Use the training function to train the models
models = [DecisionTreeRegressor, RandomForestRegressor, SVR]
trait = "grain_length"
workers = 4
train_res = train_with_progressbar(trait, models, dataset, workers)
2.3 Processing Training Results
The training results are a list of type List[List[MatrixFloat64 | None]]
, where each element corresponds to the training results of a model. You can process the training results as follows:
from mlqtl.datautils import proc_train_res
padj = True
result = proc_train_res(train_res, models, dataset, padj)
The result is a pandas DataFrame containing the training results for each gene.
Calculate sliding window
from mlqtl.datautils import sliding_window
window = 100
step = 10
threshold = 2.74e-5
sw_res, sig_genes = sliding_window(result, window, step, threshold)
Plot sliding window graph
import os
from mlqtl.plot import plot_graph
# If you are using a Jupyter Notebook environment, you can use the following code to plot the graph
plot_graph(sw_res, threshold)
# If you want to save the graph to a file, specify the save path
plot_path = os.path.join(".", f"{trait}_sliding_window")
plot_graph(sw_res, threshold, plot_path, save=True)
The generated image will be saved in the current directory with the filename grain_length_sliding_window.png.

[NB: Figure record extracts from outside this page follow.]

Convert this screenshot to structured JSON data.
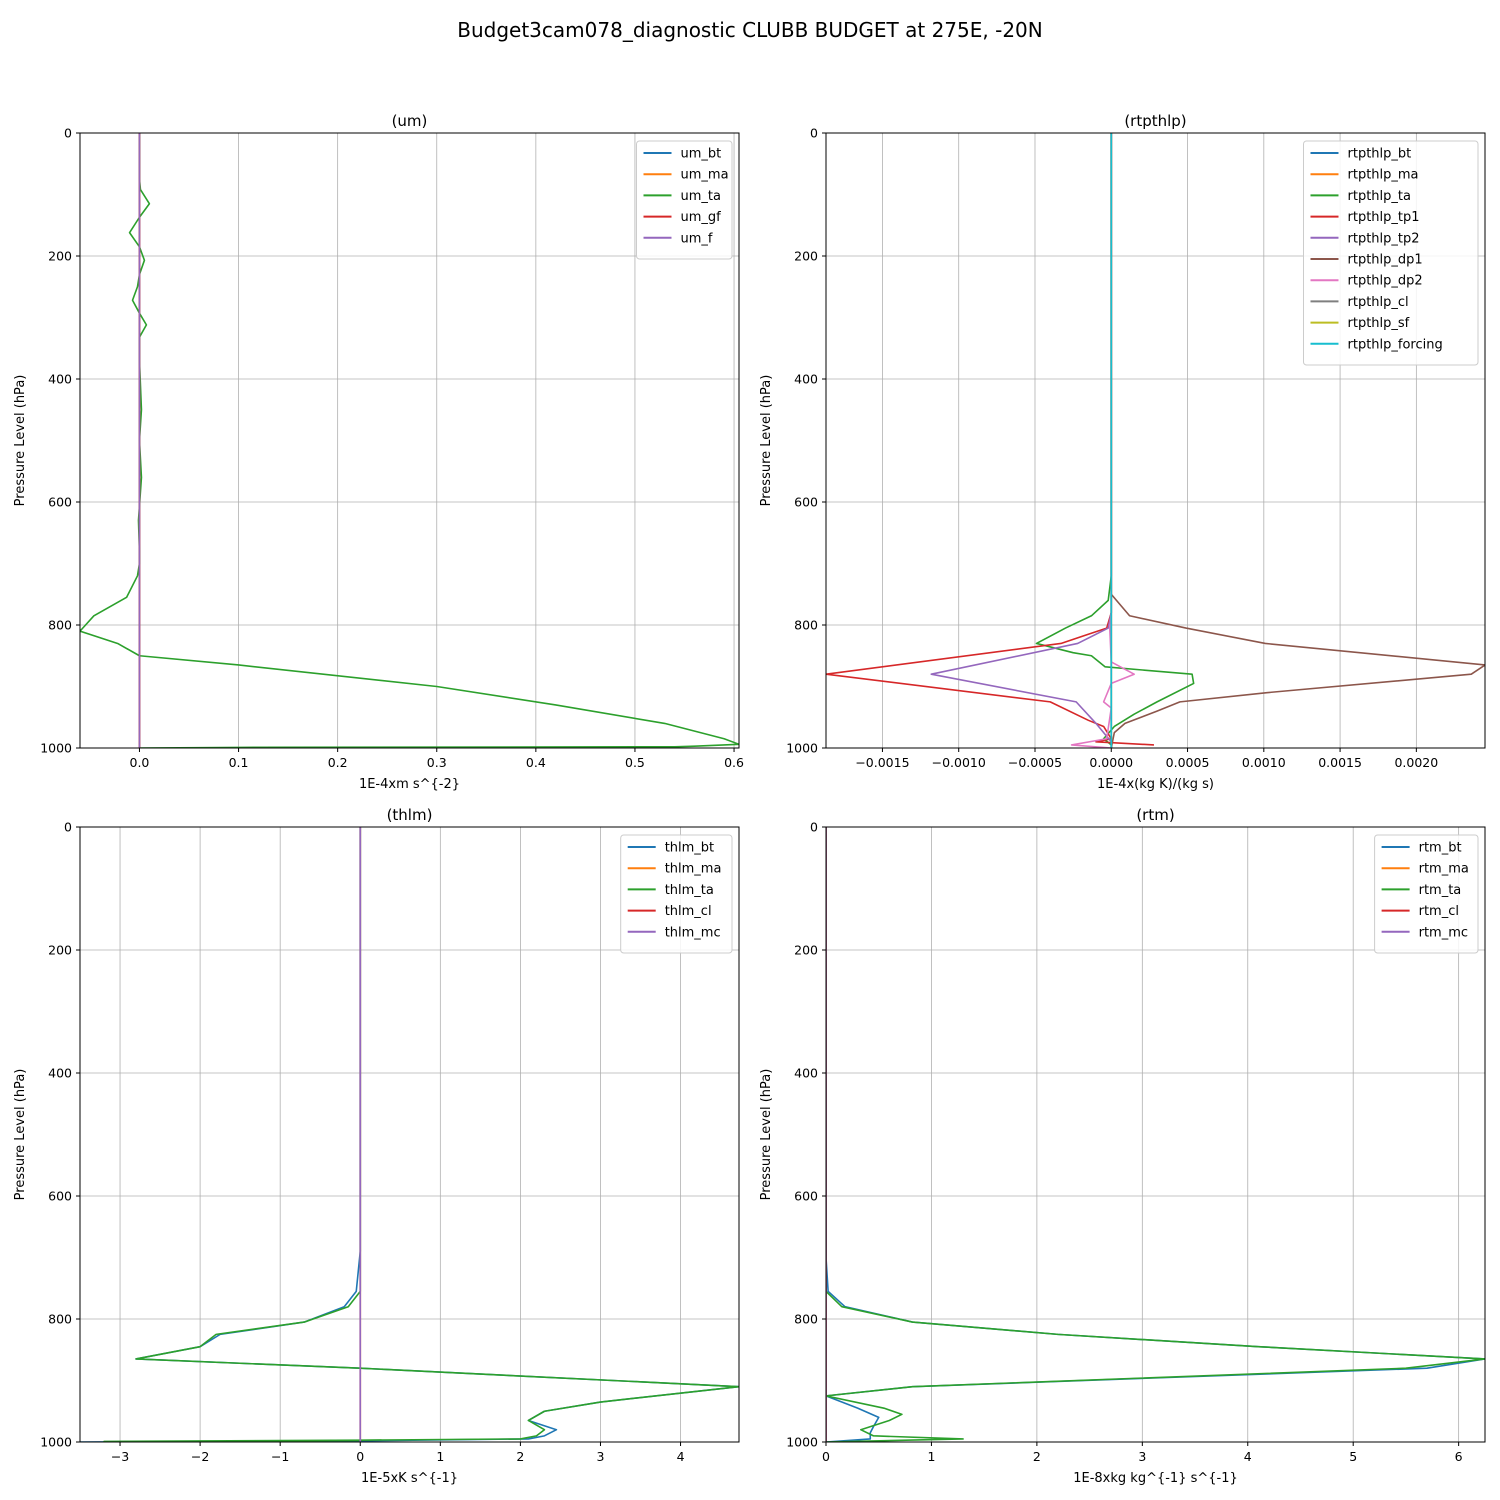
{
  "suptitle": "Budget3cam078_diagnostic CLUBB BUDGET at 275E, -20N",
  "colors": {
    "C0": "#1f77b4",
    "C1": "#ff7f0e",
    "C2": "#2ca02c",
    "C3": "#d62728",
    "C4": "#9467bd",
    "C5": "#8c564b",
    "C6": "#e377c2",
    "C7": "#7f7f7f",
    "C8": "#bcbd22",
    "C9": "#17becf",
    "grid": "#b0b0b0"
  },
  "chart_data": [
    {
      "type": "line",
      "title": "(um)",
      "xlabel": "1E-4xm s^{-2}",
      "ylabel": "Pressure Level (hPa)",
      "xlim": [
        -0.06,
        0.605
      ],
      "ylim": [
        1000,
        0
      ],
      "xticks": [
        0.0,
        0.1,
        0.2,
        0.3,
        0.4,
        0.5,
        0.6
      ],
      "xticklabels": [
        "0.0",
        "0.1",
        "0.2",
        "0.3",
        "0.4",
        "0.5",
        "0.6"
      ],
      "yticks": [
        0,
        200,
        400,
        600,
        800,
        1000
      ],
      "grid": true,
      "legend_position": "upper right",
      "series": [
        {
          "name": "um_bt",
          "color": "C0",
          "x": [
            0,
            0
          ],
          "y": [
            0,
            1000
          ]
        },
        {
          "name": "um_ma",
          "color": "C1",
          "x": [
            0,
            0
          ],
          "y": [
            0,
            1000
          ]
        },
        {
          "name": "um_ta",
          "color": "C2",
          "x": [
            0,
            0,
            0.001,
            0.01,
            0.0,
            -0.01,
            0.0,
            0.005,
            0.0,
            -0.002,
            -0.007,
            0.0,
            0.007,
            0.0,
            0.0,
            0.002,
            0.0,
            0.002,
            -0.001,
            0.0,
            0.0,
            -0.002,
            -0.013,
            -0.046,
            -0.06,
            -0.022,
            0.0,
            0.1,
            0.3,
            0.42,
            0.53,
            0.59,
            0.605,
            0.56,
            0.54,
            0.1,
            0.0
          ],
          "y": [
            0,
            75,
            92,
            115,
            137,
            162,
            185,
            207,
            230,
            250,
            272,
            293,
            312,
            332,
            370,
            450,
            500,
            560,
            630,
            680,
            700,
            720,
            755,
            785,
            810,
            830,
            850,
            865,
            900,
            930,
            960,
            985,
            994,
            997,
            998,
            999,
            1000
          ]
        },
        {
          "name": "um_gf",
          "color": "C3",
          "x": [
            0,
            0
          ],
          "y": [
            0,
            1000
          ]
        },
        {
          "name": "um_f",
          "color": "C4",
          "x": [
            0,
            0
          ],
          "y": [
            0,
            1000
          ]
        }
      ]
    },
    {
      "type": "line",
      "title": "(rtpthlp)",
      "xlabel": "1E-4x(kg K)/(kg s)",
      "ylabel": "Pressure Level (hPa)",
      "xlim": [
        -0.00187,
        0.00245
      ],
      "ylim": [
        1000,
        0
      ],
      "xticks": [
        -0.0015,
        -0.001,
        -0.0005,
        0.0,
        0.0005,
        0.001,
        0.0015,
        0.002
      ],
      "xticklabels": [
        "−0.0015",
        "−0.0010",
        "−0.0005",
        "0.0000",
        "0.0005",
        "0.0010",
        "0.0015",
        "0.0020"
      ],
      "yticks": [
        0,
        200,
        400,
        600,
        800,
        1000
      ],
      "grid": true,
      "legend_position": "upper right",
      "series": [
        {
          "name": "rtpthlp_bt",
          "color": "C0",
          "x": [
            0,
            0
          ],
          "y": [
            0,
            1000
          ]
        },
        {
          "name": "rtpthlp_ma",
          "color": "C1",
          "x": [
            0,
            0
          ],
          "y": [
            0,
            1000
          ]
        },
        {
          "name": "rtpthlp_ta",
          "color": "C2",
          "x": [
            0,
            0,
            -2e-05,
            -0.00013,
            -0.0003,
            -0.00049,
            -0.00025,
            -0.00013,
            -4e-05,
            0.00053,
            0.00054,
            0.0003,
            0.00015,
            2e-05,
            -5e-05,
            0.0,
            0.0
          ],
          "y": [
            0,
            720,
            760,
            785,
            805,
            830,
            845,
            850,
            868,
            880,
            895,
            925,
            945,
            965,
            985,
            995,
            1000
          ]
        },
        {
          "name": "rtpthlp_tp1",
          "color": "C3",
          "x": [
            0,
            0,
            -3e-05,
            -0.00033,
            -0.00187,
            -0.0004,
            -0.00015,
            -5e-05,
            0.0,
            -0.0001,
            0.00028
          ],
          "y": [
            0,
            780,
            805,
            830,
            880,
            925,
            955,
            965,
            985,
            990,
            995
          ]
        },
        {
          "name": "rtpthlp_tp2",
          "color": "C4",
          "x": [
            0,
            0,
            -2e-05,
            -0.00022,
            -0.00118,
            -0.00023,
            -0.0001,
            0.0,
            0.0
          ],
          "y": [
            0,
            780,
            805,
            830,
            880,
            925,
            960,
            990,
            1000
          ]
        },
        {
          "name": "rtpthlp_dp1",
          "color": "C5",
          "x": [
            0,
            0,
            0.00012,
            0.00049,
            0.00101,
            0.00245,
            0.00236,
            0.00102,
            0.00045,
            0.0003,
            9e-05,
            2e-05,
            0.0
          ],
          "y": [
            0,
            750,
            785,
            805,
            830,
            865,
            880,
            910,
            925,
            940,
            960,
            975,
            1000
          ]
        },
        {
          "name": "rtpthlp_dp2",
          "color": "C6",
          "x": [
            0,
            0,
            -1e-05,
            0.0,
            0.00015,
            0.0,
            -5e-05,
            0.0,
            -3e-05,
            -0.00026,
            0.0
          ],
          "y": [
            0,
            780,
            805,
            860,
            880,
            895,
            925,
            935,
            985,
            995,
            1000
          ]
        },
        {
          "name": "rtpthlp_cl",
          "color": "C7",
          "x": [
            0,
            0
          ],
          "y": [
            0,
            1000
          ]
        },
        {
          "name": "rtpthlp_sf",
          "color": "C8",
          "x": [
            0,
            0
          ],
          "y": [
            0,
            1000
          ]
        },
        {
          "name": "rtpthlp_forcing",
          "color": "C9",
          "x": [
            0,
            0
          ],
          "y": [
            0,
            1000
          ]
        }
      ]
    },
    {
      "type": "line",
      "title": "(thlm)",
      "xlabel": "1E-5xK s^{-1}",
      "ylabel": "Pressure Level (hPa)",
      "xlim": [
        -3.5,
        4.73
      ],
      "ylim": [
        1000,
        0
      ],
      "xticks": [
        -3,
        -2,
        -1,
        0,
        1,
        2,
        3,
        4
      ],
      "xticklabels": [
        "−3",
        "−2",
        "−1",
        "0",
        "1",
        "2",
        "3",
        "4"
      ],
      "yticks": [
        0,
        200,
        400,
        600,
        800,
        1000
      ],
      "grid": true,
      "legend_position": "upper right",
      "series": [
        {
          "name": "thlm_bt",
          "color": "C0",
          "x": [
            0,
            0,
            -0.05,
            -0.2,
            -0.7,
            -1.75,
            -2.0,
            -2.8,
            0.0,
            4.73,
            3.0,
            2.3,
            2.1,
            2.45,
            2.3,
            2.1,
            0.0,
            -3.5
          ],
          "y": [
            0,
            690,
            755,
            780,
            805,
            825,
            845,
            865,
            880,
            910,
            935,
            950,
            965,
            980,
            990,
            995,
            998,
            1000
          ]
        },
        {
          "name": "thlm_ma",
          "color": "C1",
          "x": [
            0,
            0
          ],
          "y": [
            0,
            1000
          ]
        },
        {
          "name": "thlm_ta",
          "color": "C2",
          "x": [
            0,
            0,
            0.0,
            -0.15,
            -0.7,
            -1.8,
            -2.0,
            -2.8,
            0.0,
            4.73,
            3.0,
            2.3,
            2.1,
            2.3,
            2.2,
            2.0,
            0.0,
            -3.2,
            0.0
          ],
          "y": [
            0,
            690,
            755,
            780,
            805,
            825,
            845,
            865,
            880,
            910,
            935,
            950,
            965,
            980,
            990,
            995,
            997,
            999,
            1000
          ]
        },
        {
          "name": "thlm_cl",
          "color": "C3",
          "x": [
            0,
            0
          ],
          "y": [
            0,
            1000
          ]
        },
        {
          "name": "thlm_mc",
          "color": "C4",
          "x": [
            0,
            0
          ],
          "y": [
            0,
            1000
          ]
        }
      ]
    },
    {
      "type": "line",
      "title": "(rtm)",
      "xlabel": "1E-8xkg kg^{-1} s^{-1}",
      "ylabel": "Pressure Level (hPa)",
      "xlim": [
        0,
        6.25
      ],
      "ylim": [
        1000,
        0
      ],
      "xticks": [
        0,
        1,
        2,
        3,
        4,
        5,
        6
      ],
      "xticklabels": [
        "0",
        "1",
        "2",
        "3",
        "4",
        "5",
        "6"
      ],
      "yticks": [
        0,
        200,
        400,
        600,
        800,
        1000
      ],
      "grid": true,
      "legend_position": "upper right",
      "series": [
        {
          "name": "rtm_bt",
          "color": "C0",
          "x": [
            0,
            0,
            0.02,
            0.18,
            0.82,
            2.2,
            4.1,
            6.25,
            5.7,
            0.82,
            0.0,
            0.3,
            0.5,
            0.45,
            0.42,
            0.42,
            0.0
          ],
          "y": [
            0,
            700,
            755,
            780,
            805,
            825,
            845,
            865,
            880,
            910,
            925,
            945,
            960,
            975,
            985,
            995,
            1000
          ]
        },
        {
          "name": "rtm_ma",
          "color": "C1",
          "x": [
            0,
            0
          ],
          "y": [
            0,
            1000
          ]
        },
        {
          "name": "rtm_ta",
          "color": "C2",
          "x": [
            0,
            0,
            0.0,
            0.15,
            0.82,
            2.2,
            4.1,
            6.25,
            5.5,
            0.82,
            0.0,
            0.55,
            0.72,
            0.6,
            0.33,
            0.45,
            1.3,
            0.0
          ],
          "y": [
            0,
            700,
            755,
            780,
            805,
            825,
            845,
            865,
            880,
            910,
            925,
            945,
            955,
            965,
            980,
            990,
            995,
            1000
          ]
        },
        {
          "name": "rtm_cl",
          "color": "C3",
          "x": [
            0,
            0
          ],
          "y": [
            0,
            1000
          ]
        },
        {
          "name": "rtm_mc",
          "color": "C4",
          "x": [
            0,
            0
          ],
          "y": [
            0,
            1000
          ]
        }
      ]
    }
  ]
}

2.4 Calculating Feature Importance
If you need to calculate feature importance, you can use the following method:
from mlqtl.train import feature_importance
onehot = False
gene = "Os01g0100100"
trait = "grain_length"
importance_df = feature_importance(gene, trait, models, dataset, onehot)
Visualize feature importance:
from mlqtl.plot import plot_feature_importance
top_N = 10
# Jupyter Notebook environment
plot_feature_importance(importance_df, top_N)
# Save to file
plot_path = os.path.join(".", f"{gene}_{trait}")
plot_feature_importance(importance_df, top_N, True, plot_path)
The above demonstrates how to use the Python API of this tool for analysis. For more details, refer to the comments and documentation in the code.